We hit the docks, zipping through foot traffic, auto-packers, flatbeds loaded with cargo. The spaceport of Emerald City is laid out before us, all glittering lights and buzzing skies and sleek ships at berth. I can see our Longbow dead ahead, at rest between a massive Betraskan longhauler and a brand-new Rigellian pleasure cruiser from the Talmarr shipyards.
Fin’s standing at the bottom of the loading ramp, surveying the docks with a worried expression. His bone-white skin is bright beneath the Longbow lights, his pale hair styled into short spikes. His slim-cut civi clothes are dark against the gleaming silver exosuit enshrouding his limbs and back.
He spots us, waves frantically.
“I see you, Goldenboy. Move that spank cushion, we gotta—”
“THIS IS A SECURITY ALERT,” blare the dockside loudspeakers. “ALL CRAFT CURRENTLY IN EMERALD CITY DOCKS ARE ON LOCKDOWN UNTIL FURTHER NOTICE. REPEAT: THIS IS A SECURITY ALERT… .”
“You think that’s for us?” Scarlett shouts in my ear.
I glance into the skies above, spot a security drone amid the swarm of loaders and lifters.
“Yeah,” I sigh. “That’s for us.”
The floor below us shudders, and massive docking clamps begin rising up from the spaceport decks ahead. They cinch around the ships at berth, eliciting a spew of profanity from the crew members and workers all around us. I lay on the juice, desperately trying to get us home, but we skid to a halt near Fin just as the dock machinery locks our Longbow in place.
Scar jumps off the skiff. As the alert continues to blare around us, I toss the damp blond from my eyes, surveying the clamps with hands on hips. Reinforced titanium, slick with grease, electromagnetic. And they’re huge.
“No way we’ve got the thrust to blast free of those,” I say.
Fin shakes his head. “They’ll tear the hull to pieces.”
“Can you hack the system?” I ask. “Unlock us?”
My Gearhead already has his uniglass out, the device lighting up with a dozen tiny holographic displays as he begins typing. “Gimme five minutes.”
“I don’t want to alarm anyone,” Scar says. “But we don’t have five minutes.”
I look to where my twin is pointing, heart sinking as I spot two armored hoverskiffs speeding across the docks. Their flashing lights and blaring
alarms send the crowds scattering out of the way, and they’re cutting a line straight toward us.

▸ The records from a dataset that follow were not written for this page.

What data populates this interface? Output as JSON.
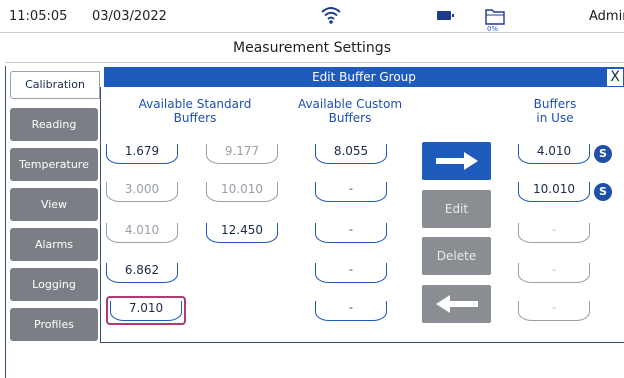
{
  "status": {
    "time": "11:05:05",
    "date": "03/03/2022",
    "storage": "0%",
    "user": "Admin"
  },
  "page": {
    "title": "Measurement Settings"
  },
  "sidebar": {
    "items": [
      {
        "label": "Calibration"
      },
      {
        "label": "Reading"
      },
      {
        "label": "Temperature"
      },
      {
        "label": "View"
      },
      {
        "label": "Alarms"
      },
      {
        "label": "Logging"
      },
      {
        "label": "Profiles"
      }
    ]
  },
  "panel": {
    "title": "Edit Buffer Group",
    "close": "X"
  },
  "columns": {
    "standard": [
      "Available Standard",
      "Buffers"
    ],
    "custom": [
      "Available Custom",
      "Buffers"
    ],
    "inuse": [
      "Buffers",
      "in Use"
    ]
  },
  "standard_buffers": [
    "1.679",
    "9.177",
    "3.000",
    "10.010",
    "4.010",
    "12.450",
    "6.862",
    "7.010"
  ],
  "custom_buffers": [
    "8.055",
    "-",
    "-",
    "-",
    "-"
  ],
  "inuse_buffers": [
    "4.010",
    "10.010",
    "-",
    "-",
    "-"
  ],
  "badges": [
    "S",
    "S"
  ],
  "actions": {
    "edit": "Edit",
    "delete": "Delete"
  },
  "colors": {
    "accent": "#1f5bbd",
    "sidebar": "#7b7f85",
    "selection": "#b03a72"
  }
}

In the flatbed trays behind the control cabins I can see two dozen heavy Security Bots armed with disruptor cannons. Emblazoned across the truck hoods, the breastplates of the SecBots, are the words EMERALD CITY SECURITY.
“So,” Scarlett says, looking at me. “Any more amazing ideas?”
2
AURI
We’re already on our feet when Fin comes charging up the ramp, limping heavily.

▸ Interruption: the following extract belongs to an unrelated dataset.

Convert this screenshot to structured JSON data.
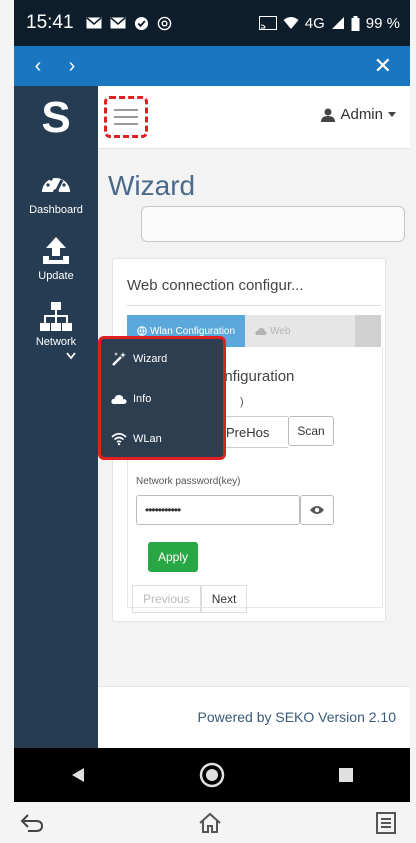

“Grab your gear,” he barks. “We’re bailing.”
Tyler and Scarlett are right on his heels, running for their bunks and lockers.
“Twenty seconds!” hollers our squad leader as he passes Kal and me. “Twenty seconds, out the door!”

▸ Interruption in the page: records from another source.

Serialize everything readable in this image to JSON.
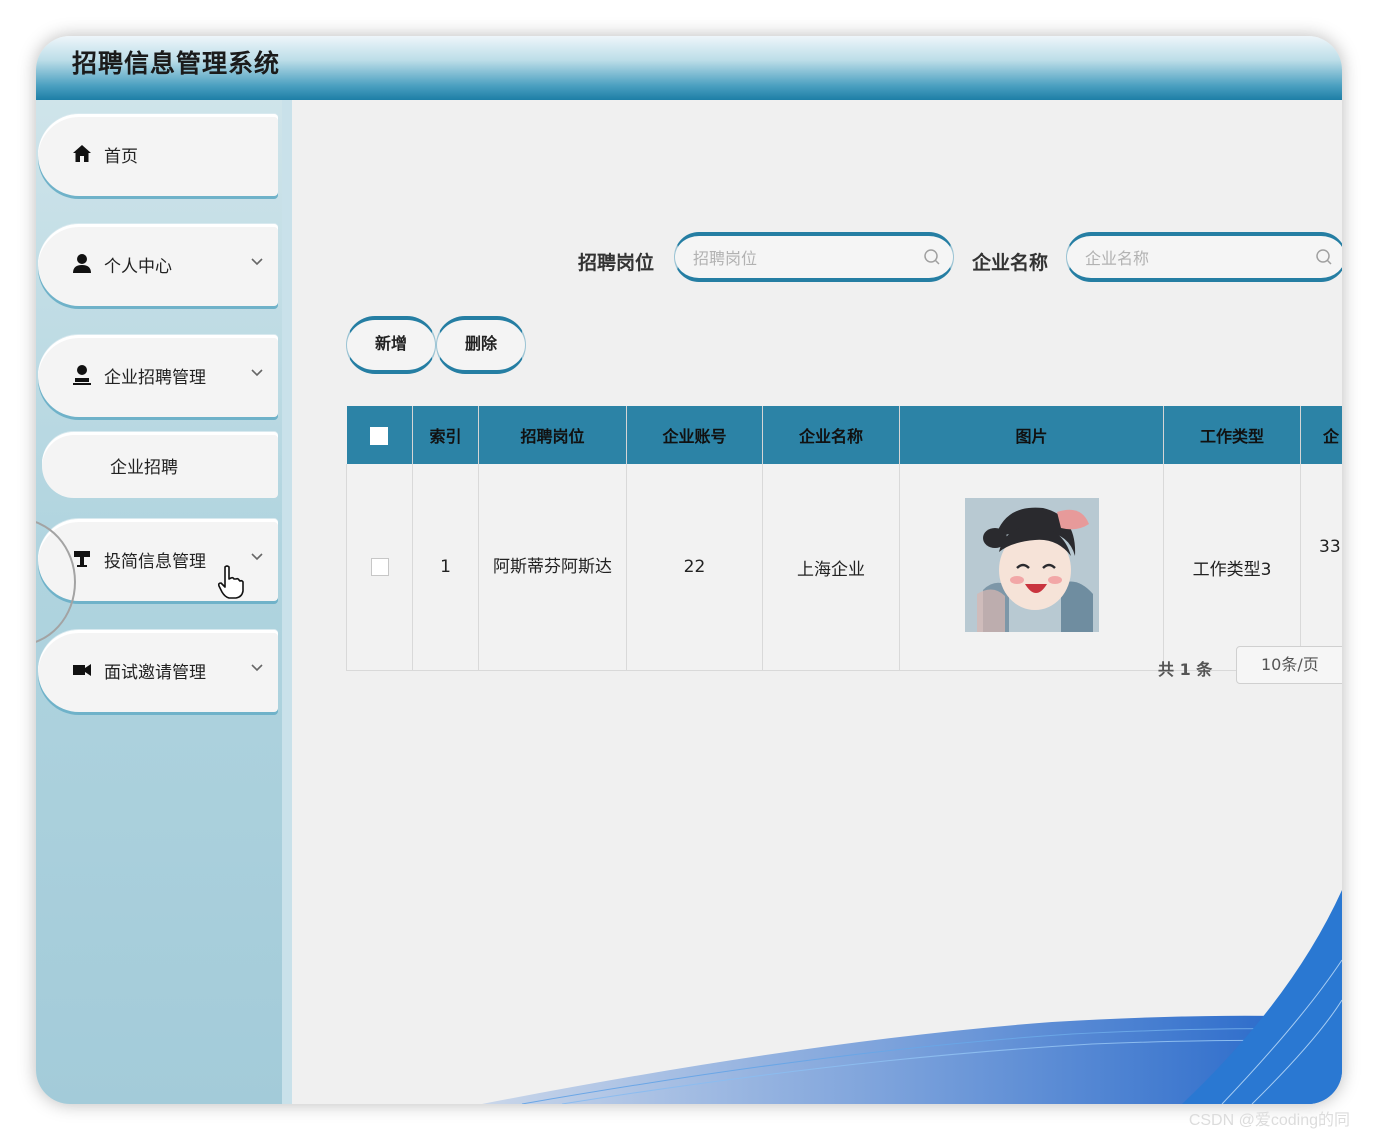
{
  "app": {
    "title": "招聘信息管理系统"
  },
  "sidebar": {
    "items": [
      {
        "label": "首页",
        "icon": "home-icon"
      },
      {
        "label": "个人中心",
        "icon": "user-icon"
      },
      {
        "label": "企业招聘管理",
        "icon": "user-icon",
        "sub_items": [
          {
            "label": "企业招聘"
          }
        ]
      },
      {
        "label": "投简信息管理",
        "icon": "podium-icon"
      },
      {
        "label": "面试邀请管理",
        "icon": "video-camera-icon"
      }
    ]
  },
  "search": {
    "fields": [
      {
        "label": "招聘岗位",
        "placeholder": "招聘岗位",
        "value": ""
      },
      {
        "label": "企业名称",
        "placeholder": "企业名称",
        "value": ""
      }
    ]
  },
  "toolbar": {
    "add_label": "新增",
    "delete_label": "删除"
  },
  "table": {
    "headers": [
      "索引",
      "招聘岗位",
      "企业账号",
      "企业名称",
      "图片",
      "工作类型",
      "企"
    ],
    "rows": [
      {
        "index": "1",
        "position": "阿斯蒂芬阿斯达",
        "account": "22",
        "company": "上海企业",
        "image": "avatar-thumbnail",
        "job_type": "工作类型3",
        "extra": "33"
      }
    ]
  },
  "pagination": {
    "total_label": "共 1 条",
    "page_size": "10条/页"
  },
  "watermark": "CSDN @爱coding的同",
  "colors": {
    "accent": "#257ea3",
    "header_bg": "#2c83a6",
    "sidebar_bg": "#b0d4df"
  }
}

I don’t own anything except my uniglass, Magellan—who’s stuffed in my pocket as always—and the clothes I’m wearing. So I hustle to where Fin’s frantically packing away the tool kit he and Zila were using to repair his suit.
“Go,” I tell him. “Get your stuff. I can pack this.”
He shoots me a grateful look and turns for the back of the ship. I don’t have time to fit any of the little tools or machinery into their snug foam beds, so I just sweep everything into the bag.
“Ten seconds!” Ty yells from somewhere down the back.
“Portables and valuables,” Scarlett shouts in reply. “Travel light!”
I lift the bag with shaking hands, glancing around the cabin in search of anything else I should grab.
Kal and I spent the last few hours sitting in the back as he tried to teach me some Syldrathi exercises he hoped would help me focus my mind. The wild power I briefly controlled on Octavia III is still lurking inside me—I can feel it there, swirling and rolling behind my ribs—but my command of it is shaky at best. If I open the valve that’s keeping it cooped up in there, I have no idea what will come out, but I know it won’t be pretty. Kal’s hope is that with training, with discipline, I can control how I use it.